3 Dynamic Stretches to Improve Flexibility and Coordination

When most people think of stretching, static stretches are what come to mind. But while static stretches may have a place in some situations, the benefits of dynamic stretching can be even more advantageous, especially for athletes looking for a sport-specific warm-up routine.

Use these dynamic stretching tips that focus on functional movements to improve flexibility and prevent injury before you workout.

More: Combine Plyometrics With Dynamic Stretching

Rethink Your Routine

Dynamic stretching is a routine in which momentum and muscular effort are used to elongate muscles at the end of a range of motion. It can be used as a way to prepare the body for exercise by actively engaging your muscles in movements similar to those you'll perform during your activity.

A lot of athletes shy away from this type of stretching, choosing instead to perform static stretches because it's more familiar.

But if you have an open mind, including dynamic stretching into your routine will benefit your workout in ways that static stretches alone cannot. Because these stretches are based on functional movements, you will improve your range of motion and your coordination, which are both unique to dynamic stretching.

More: Before You Run: The Dynamic Warm-Up

Dynamic Stretches Done Right

Dynamic stretching shouldn't last more than 10 minutes.

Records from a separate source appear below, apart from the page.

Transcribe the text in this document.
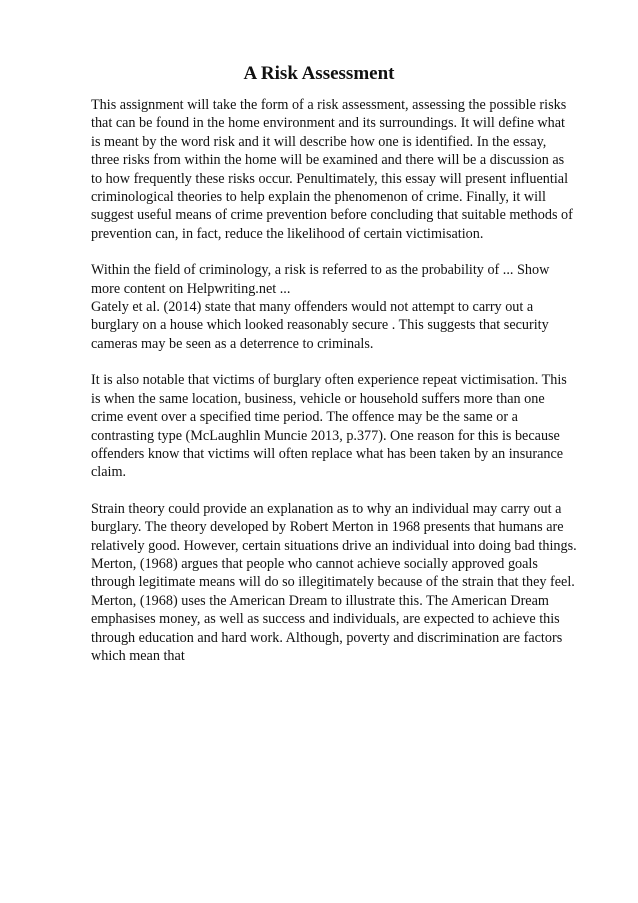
A Risk Assessment

This assignment will take the form of a risk assessment, assessing the possible risks
that can be found in the home environment and its surroundings. It will define what
is meant by the word risk and it will describe how one is identified. In the essay,
three risks from within the home will be examined and there will be a discussion as
to how frequently these risks occur. Penultimately, this essay will present influential
criminological theories to help explain the phenomenon of crime. Finally, it will
suggest useful means of crime prevention before concluding that suitable methods of
prevention can, in fact, reduce the likelihood of certain victimisation.

Within the field of criminology, a risk is referred to as the probability of ... Show
more content on Helpwriting.net ...
Gately et al. (2014) state that many offenders would not attempt to carry out a
burglary on a house which looked reasonably secure . This suggests that security
cameras may be seen as a deterrence to criminals.

It is also notable that victims of burglary often experience repeat victimisation. This
is when the same location, business, vehicle or household suffers more than one
crime event over a specified time period. The offence may be the same or a
contrasting type (McLaughlin Muncie 2013, p.377). One reason for this is because
offenders know that victims will often replace what has been taken by an insurance
claim.

Strain theory could provide an explanation as to why an individual may carry out a
burglary. The theory developed by Robert Merton in 1968 presents that humans are
relatively good. However, certain situations drive an individual into doing bad things.
Merton, (1968) argues that people who cannot achieve socially approved goals
through legitimate means will do so illegitimately because of the strain that they feel.
Merton, (1968) uses the American Dream to illustrate this. The American Dream
emphasises money, as well as success and individuals, are expected to achieve this
through education and hard work. Although, poverty and discrimination are factors
which mean that
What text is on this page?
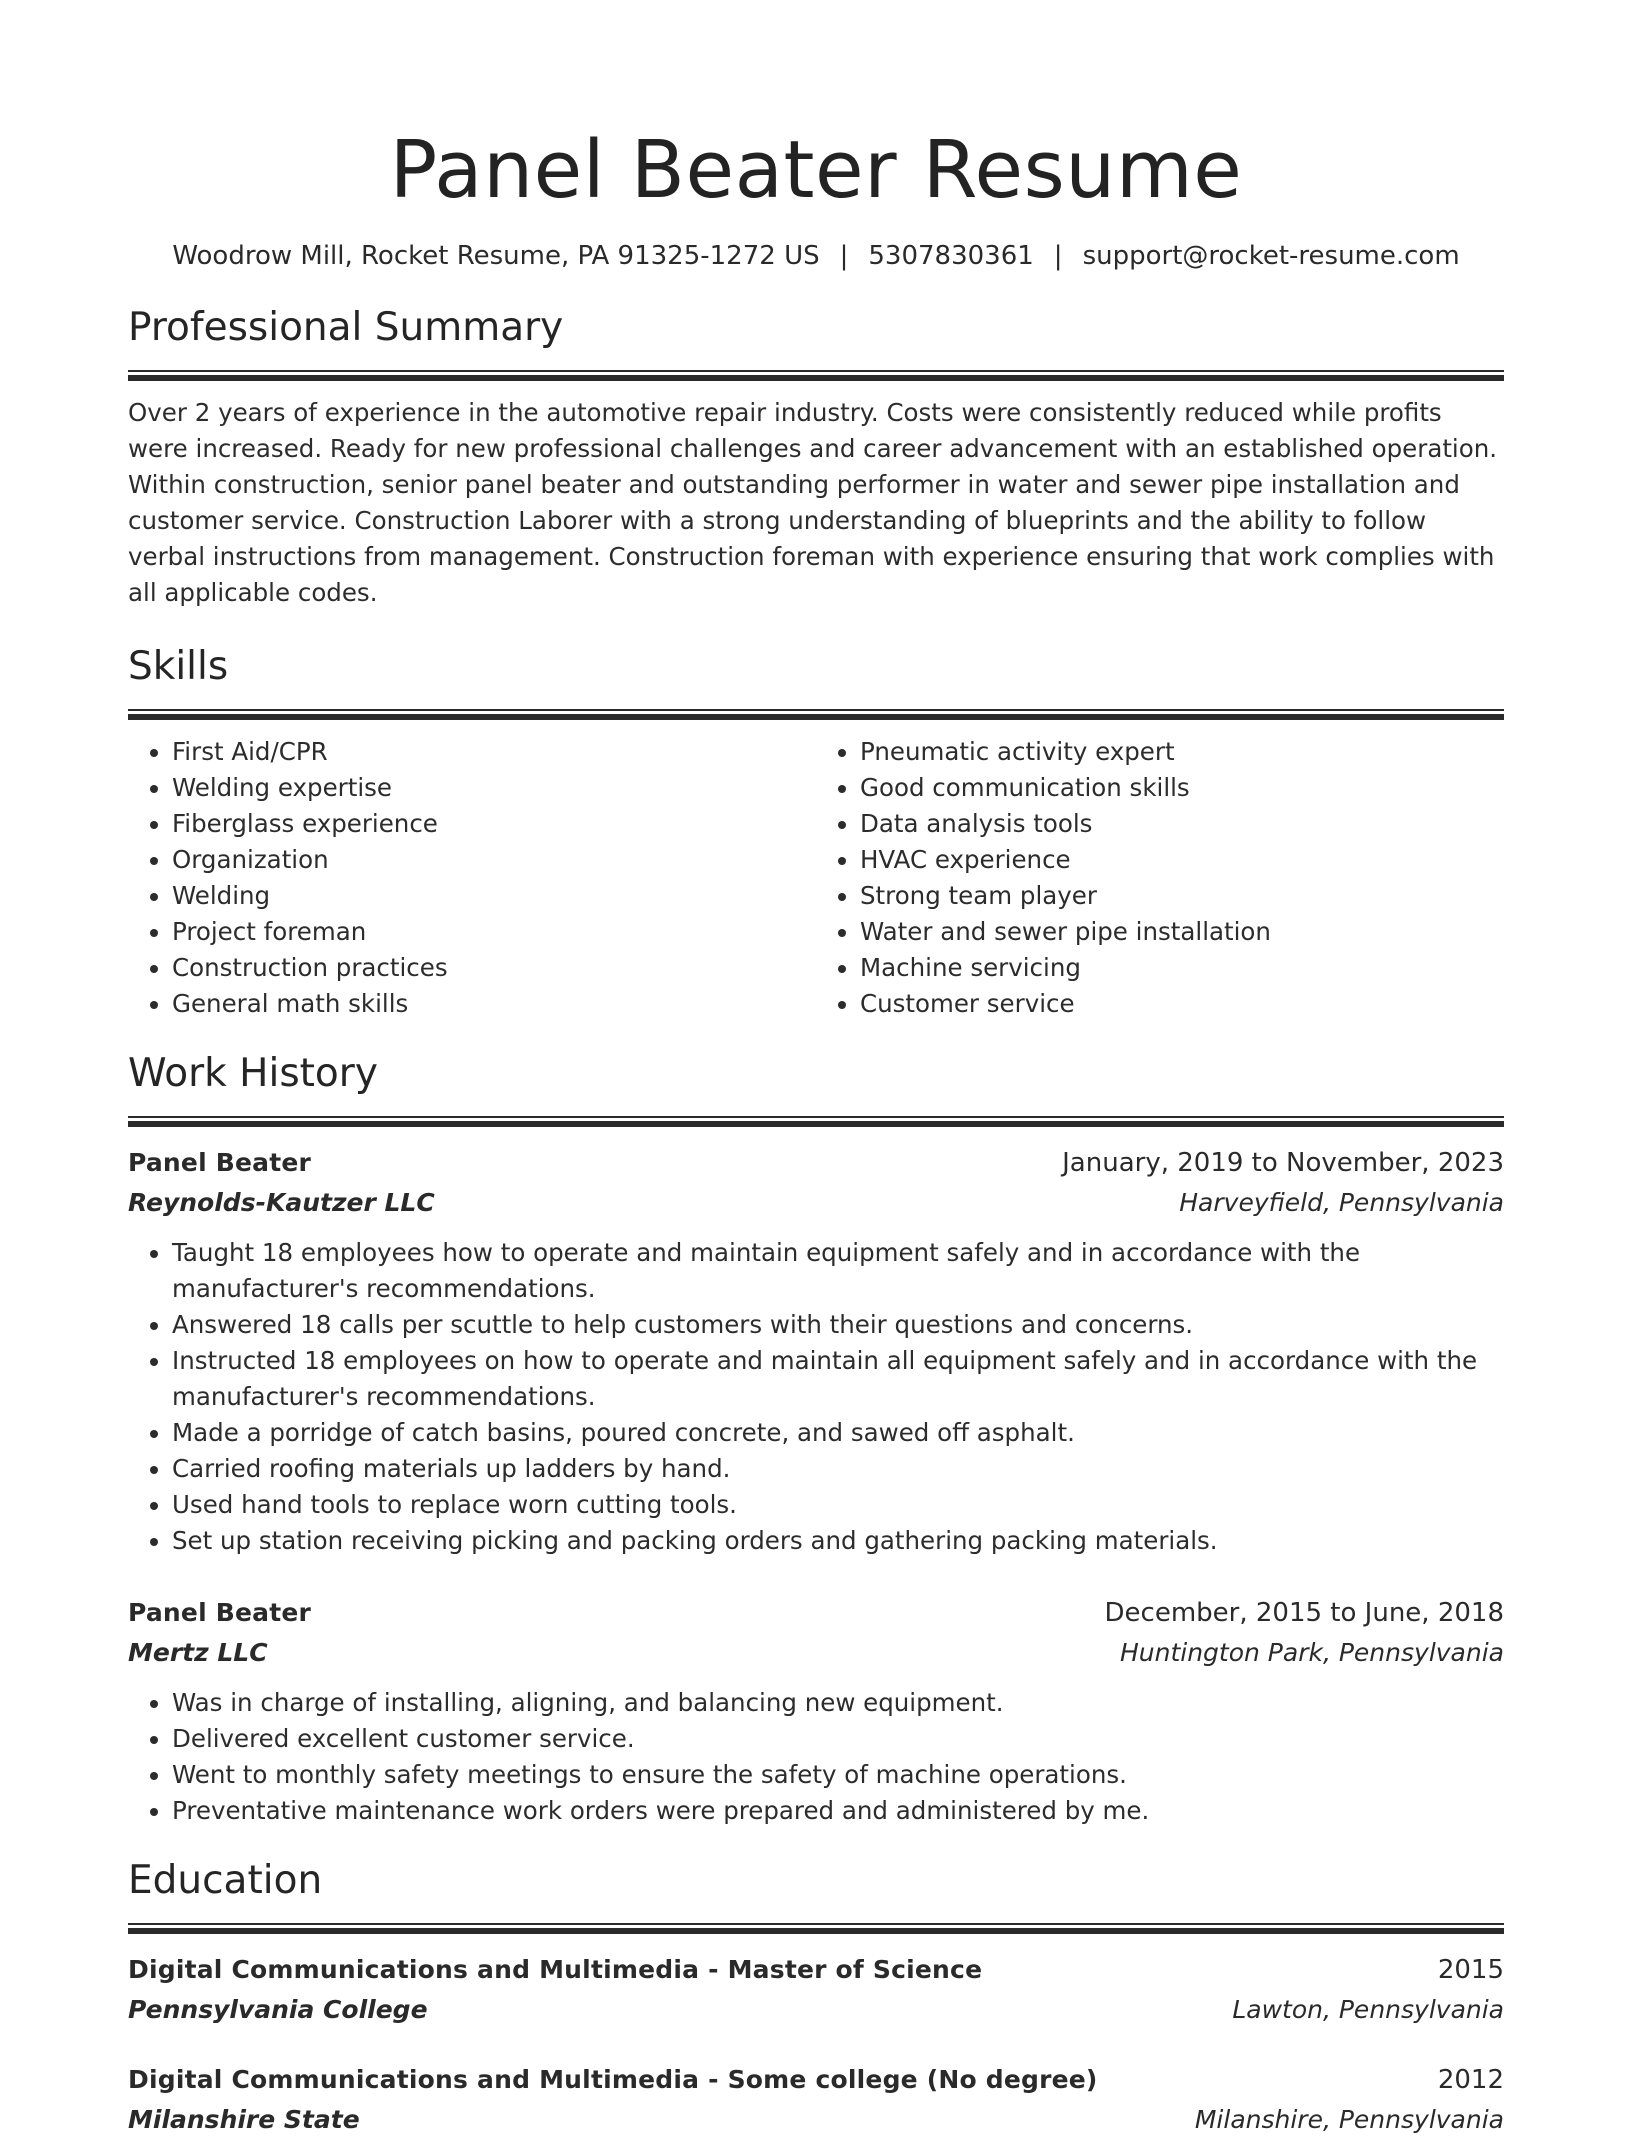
Panel Beater Resume
Woodrow Mill, Rocket Resume, PA 91325-1272 US | 5307830361 | support@rocket-resume.com
Professional Summary
Over 2 years of experience in the automotive repair industry. Costs were consistently reduced while profits were increased. Ready for new professional challenges and career advancement with an established operation. Within construction, senior panel beater and outstanding performer in water and sewer pipe installation and customer service. Construction Laborer with a strong understanding of blueprints and the ability to follow verbal instructions from management. Construction foreman with experience ensuring that work complies with all applicable codes.
Skills
• First Aid/CPR
• Welding expertise
• Fiberglass experience
• Organization
• Welding
• Project foreman
• Construction practices
• General math skills
• Pneumatic activity expert
• Good communication skills
• Data analysis tools
• HVAC experience
• Strong team player
• Water and sewer pipe installation
• Machine servicing
• Customer service
Work History
Panel Beater	January, 2019 to November, 2023
Reynolds-Kautzer LLC	Harveyfield, Pennsylvania
• Taught 18 employees how to operate and maintain equipment safely and in accordance with the manufacturer's recommendations.
• Answered 18 calls per scuttle to help customers with their questions and concerns.
• Instructed 18 employees on how to operate and maintain all equipment safely and in accordance with the manufacturer's recommendations.
• Made a porridge of catch basins, poured concrete, and sawed off asphalt.
• Carried roofing materials up ladders by hand.
• Used hand tools to replace worn cutting tools.
• Set up station receiving picking and packing orders and gathering packing materials.
Panel Beater	December, 2015 to June, 2018
Mertz LLC	Huntington Park, Pennsylvania
• Was in charge of installing, aligning, and balancing new equipment.
• Delivered excellent customer service.
• Went to monthly safety meetings to ensure the safety of machine operations.
• Preventative maintenance work orders were prepared and administered by me.
Education
Digital Communications and Multimedia - Master of Science	2015
Pennsylvania College	Lawton, Pennsylvania
Digital Communications and Multimedia - Some college (No degree)	2012
Milanshire State	Milanshire, Pennsylvania
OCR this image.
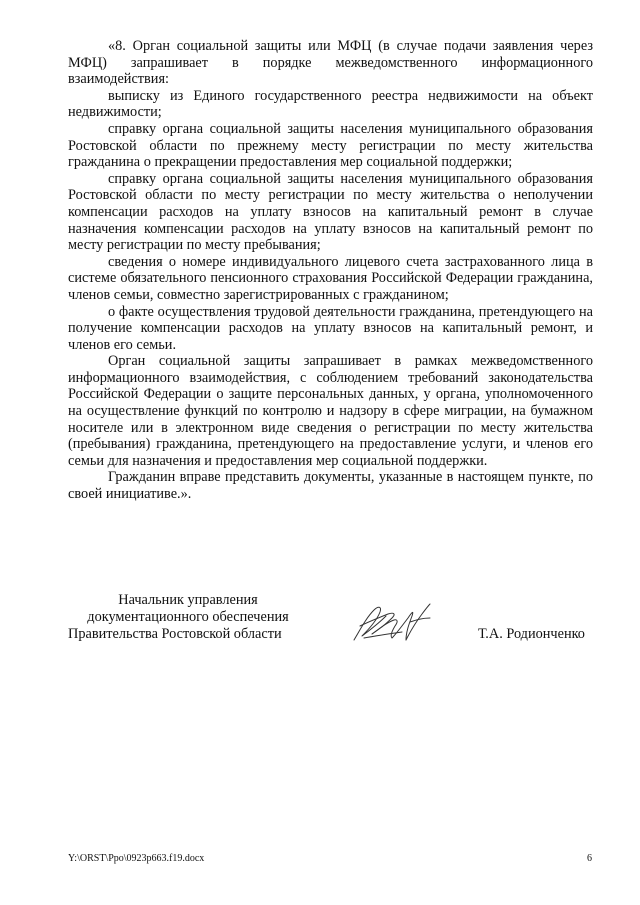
«8. Орган социальной защиты или МФЦ (в случае подачи заявления через МФЦ) запрашивает в порядке межведомственного информационного взаимодействия:

выписку из Единого государственного реестра недвижимости на объект недвижимости;

справку органа социальной защиты населения муниципального образования Ростовской области по прежнему месту регистрации по месту жительства гражданина о прекращении предоставления мер социальной поддержки;

справку органа социальной защиты населения муниципального образования Ростовской области по месту регистрации по месту жительства о неполучении компенсации расходов на уплату взносов на капитальный ремонт в случае назначения компенсации расходов на уплату взносов на капитальный ремонт по месту регистрации по месту пребывания;

сведения о номере индивидуального лицевого счета застрахованного лица в системе обязательного пенсионного страхования Российской Федерации гражданина, членов семьи, совместно зарегистрированных с гражданином;

о факте осуществления трудовой деятельности гражданина, претендующего на получение компенсации расходов на уплату взносов на капитальный ремонт, и членов его семьи.

Орган социальной защиты запрашивает в рамках межведомственного информационного взаимодействия, с соблюдением требований законодательства Российской Федерации о защите персональных данных, у органа, уполномоченного на осуществление функций по контролю и надзору в сфере миграции, на бумажном носителе или в электронном виде сведения о регистрации по месту жительства (пребывания) гражданина, претендующего на предоставление услуги, и членов его семьи для назначения и предоставления мер социальной поддержки.

Гражданин вправе представить документы, указанные в настоящем пункте, по своей инициативе.».

Начальник управления
документационного обеспечения
Правительства Ростовской области	Т.А. Родионченко
Y:\ORST\Ppo\0923p663.f19.docx	6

Keep in mind that just because the stretches involve movement doesn't mean it's supposed to fatigue your muscles. The goal of dynamic stretching is to gradually increase your heart rate and elevate your core temperature before you workout. You should break a sweat, but you shouldn't be breathing hard.

Begin with the following warm-up:

1. Start with jogging, running, or skipping rope. Jumping jacks, burpees, and mountain climbers are other alternatives to get your blood flowing.
2. Once your muscles are warm and you've achieved a light sweat, choose exercises that will warm-up all of your muscle groups. Trunk twists, arm circles, squats, pushups and lunges are a good place to start. Perform each exercise for 30 to 45 seconds.